Scarcely thinking, Selena did as she was told, racing down to the pier and hailing the ship, on which Jean’s men were quartered. Rafael and Louis came immediately up on deck, and she told them that Hidden Harbor was under attack. Within minutes, armed with swords, knives, and guns, they were running with her up toward the house, inside which another explosion of gunfire
sounded. Selena hovered outside the front door. The sailors, heedless of their safety, poured into the house, enraged and determined. For a while there were shouts, sounds of running and scuffling, then silence. Selena slipped into the foyer, armed herself with the bronze statuette of a sea nymph, and advanced into the drawing room.

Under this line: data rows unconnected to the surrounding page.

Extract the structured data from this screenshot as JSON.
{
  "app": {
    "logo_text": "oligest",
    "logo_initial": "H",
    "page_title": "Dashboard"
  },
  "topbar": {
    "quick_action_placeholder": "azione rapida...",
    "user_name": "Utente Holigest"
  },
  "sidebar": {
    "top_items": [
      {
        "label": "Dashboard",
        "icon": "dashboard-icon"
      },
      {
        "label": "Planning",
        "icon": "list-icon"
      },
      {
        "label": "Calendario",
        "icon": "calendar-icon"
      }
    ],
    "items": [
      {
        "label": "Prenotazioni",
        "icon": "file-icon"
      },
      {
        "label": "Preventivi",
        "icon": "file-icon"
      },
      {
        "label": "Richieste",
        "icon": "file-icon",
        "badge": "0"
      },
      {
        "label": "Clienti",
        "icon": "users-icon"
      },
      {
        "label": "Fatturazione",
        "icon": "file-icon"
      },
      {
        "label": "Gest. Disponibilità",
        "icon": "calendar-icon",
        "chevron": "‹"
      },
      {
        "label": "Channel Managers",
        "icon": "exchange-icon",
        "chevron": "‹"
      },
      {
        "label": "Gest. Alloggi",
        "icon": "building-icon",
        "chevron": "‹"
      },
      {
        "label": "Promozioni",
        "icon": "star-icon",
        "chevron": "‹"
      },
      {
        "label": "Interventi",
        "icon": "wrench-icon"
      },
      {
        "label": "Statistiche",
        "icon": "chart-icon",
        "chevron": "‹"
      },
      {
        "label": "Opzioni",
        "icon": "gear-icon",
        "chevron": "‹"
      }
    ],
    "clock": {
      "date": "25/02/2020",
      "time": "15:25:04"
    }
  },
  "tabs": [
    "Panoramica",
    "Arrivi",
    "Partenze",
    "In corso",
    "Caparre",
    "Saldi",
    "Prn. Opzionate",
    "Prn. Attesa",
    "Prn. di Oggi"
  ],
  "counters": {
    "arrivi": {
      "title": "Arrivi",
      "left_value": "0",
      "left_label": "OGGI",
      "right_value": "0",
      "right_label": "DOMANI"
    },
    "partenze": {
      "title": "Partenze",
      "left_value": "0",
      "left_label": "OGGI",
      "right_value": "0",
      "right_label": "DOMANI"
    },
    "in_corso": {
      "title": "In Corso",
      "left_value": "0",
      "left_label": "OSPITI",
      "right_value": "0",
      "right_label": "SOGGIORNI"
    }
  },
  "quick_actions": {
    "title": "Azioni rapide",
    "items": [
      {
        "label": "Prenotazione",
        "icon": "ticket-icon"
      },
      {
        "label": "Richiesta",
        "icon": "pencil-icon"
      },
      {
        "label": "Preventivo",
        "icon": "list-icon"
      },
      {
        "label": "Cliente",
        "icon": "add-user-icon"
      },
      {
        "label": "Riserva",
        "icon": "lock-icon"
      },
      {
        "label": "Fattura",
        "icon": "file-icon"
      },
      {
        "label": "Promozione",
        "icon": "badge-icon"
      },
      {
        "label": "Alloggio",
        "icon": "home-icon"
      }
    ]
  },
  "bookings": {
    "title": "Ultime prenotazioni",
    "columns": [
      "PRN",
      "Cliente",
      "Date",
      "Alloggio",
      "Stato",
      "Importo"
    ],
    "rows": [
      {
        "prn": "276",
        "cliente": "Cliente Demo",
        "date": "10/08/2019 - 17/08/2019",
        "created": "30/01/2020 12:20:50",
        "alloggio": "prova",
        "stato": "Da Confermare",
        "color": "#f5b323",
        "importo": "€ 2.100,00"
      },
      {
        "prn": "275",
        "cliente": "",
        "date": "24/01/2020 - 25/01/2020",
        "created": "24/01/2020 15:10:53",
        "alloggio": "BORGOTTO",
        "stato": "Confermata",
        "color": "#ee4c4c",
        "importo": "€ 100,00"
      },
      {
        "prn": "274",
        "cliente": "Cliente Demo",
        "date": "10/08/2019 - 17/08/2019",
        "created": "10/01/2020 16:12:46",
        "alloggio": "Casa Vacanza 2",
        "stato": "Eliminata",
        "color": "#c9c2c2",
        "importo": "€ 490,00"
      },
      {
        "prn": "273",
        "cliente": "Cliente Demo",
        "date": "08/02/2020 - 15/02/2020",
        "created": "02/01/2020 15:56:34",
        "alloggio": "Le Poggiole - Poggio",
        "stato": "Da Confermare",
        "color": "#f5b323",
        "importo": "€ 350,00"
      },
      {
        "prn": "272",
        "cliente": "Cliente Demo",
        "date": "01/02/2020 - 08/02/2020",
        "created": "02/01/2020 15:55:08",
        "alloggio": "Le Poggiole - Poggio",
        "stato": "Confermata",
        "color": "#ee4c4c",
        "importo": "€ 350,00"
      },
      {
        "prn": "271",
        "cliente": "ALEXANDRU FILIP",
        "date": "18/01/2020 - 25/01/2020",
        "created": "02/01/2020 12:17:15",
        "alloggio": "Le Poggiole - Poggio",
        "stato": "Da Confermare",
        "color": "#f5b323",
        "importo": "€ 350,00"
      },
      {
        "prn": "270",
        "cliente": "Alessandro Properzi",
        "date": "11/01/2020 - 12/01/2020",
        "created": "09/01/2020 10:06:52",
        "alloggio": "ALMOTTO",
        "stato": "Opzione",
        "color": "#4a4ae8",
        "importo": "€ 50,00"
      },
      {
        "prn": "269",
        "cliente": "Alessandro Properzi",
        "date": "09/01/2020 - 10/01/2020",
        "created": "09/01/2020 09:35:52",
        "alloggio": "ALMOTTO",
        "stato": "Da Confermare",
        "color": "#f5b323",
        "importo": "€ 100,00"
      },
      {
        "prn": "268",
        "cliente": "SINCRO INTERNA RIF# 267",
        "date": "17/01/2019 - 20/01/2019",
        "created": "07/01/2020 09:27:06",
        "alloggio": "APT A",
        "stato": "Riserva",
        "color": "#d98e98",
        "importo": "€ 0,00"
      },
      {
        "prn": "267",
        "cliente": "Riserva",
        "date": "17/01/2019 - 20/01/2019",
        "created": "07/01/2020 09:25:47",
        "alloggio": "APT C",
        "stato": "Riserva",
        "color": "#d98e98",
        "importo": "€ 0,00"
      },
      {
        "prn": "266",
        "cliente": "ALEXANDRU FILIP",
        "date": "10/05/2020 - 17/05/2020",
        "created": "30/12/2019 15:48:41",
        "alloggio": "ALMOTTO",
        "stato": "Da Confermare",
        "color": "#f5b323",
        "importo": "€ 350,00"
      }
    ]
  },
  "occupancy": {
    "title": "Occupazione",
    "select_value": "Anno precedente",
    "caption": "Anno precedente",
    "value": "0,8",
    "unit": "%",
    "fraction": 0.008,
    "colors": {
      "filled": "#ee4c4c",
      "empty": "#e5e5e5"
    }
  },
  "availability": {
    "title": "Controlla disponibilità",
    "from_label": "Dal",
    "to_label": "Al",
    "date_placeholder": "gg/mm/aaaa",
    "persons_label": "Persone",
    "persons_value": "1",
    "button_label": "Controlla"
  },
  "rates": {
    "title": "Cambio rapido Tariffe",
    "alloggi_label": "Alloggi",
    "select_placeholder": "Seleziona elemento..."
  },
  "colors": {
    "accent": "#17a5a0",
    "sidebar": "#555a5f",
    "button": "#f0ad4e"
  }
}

There she saw why things had quieted down so abruptly. Five fearful redcoats were forced up against a wall, disarmed and vulnerable. Jean’s men, twenty in all, pressed them there with swords. Terrified servants watched from doorways as Jean and Lieutenant Oakley faced one another in the center of the room.

Oakley held Martha Marguerite between him and Jean. He had a thin stiletto at her throat. Martha’s eyes flashed every which way, but she seemed in control of her emotions by sheer effort of will.

“Ah, Selena!” said Oakley, catching sight of her. “I knew we would meet again. Come away with me, and let us complete our business.”

“Drop the knife or you’re a dead man,” Jean told him.

“Then so is this lady I hold,” Oakley replied.

“Why have you invaded my house?”

“To arrest Selena, of course. She is a spy against my monarch.”

“The war is over,” Jean said, stepping close to Oakley. He held a great-snouted pistol, and was trying to get into position for a shot at the lieutenant.

Oakley pressed the tip of the stiletto more closely against Martha’s throat. She winced.

“The war may be over,” Oakley admitted, “but Selena is still an enemy of the British Empire, which I serve. Moreover, she and I share a regard for beauty, for the perfect symmetry of existence, if you will. Our circle must be closed. Isn’t that right, Selena?”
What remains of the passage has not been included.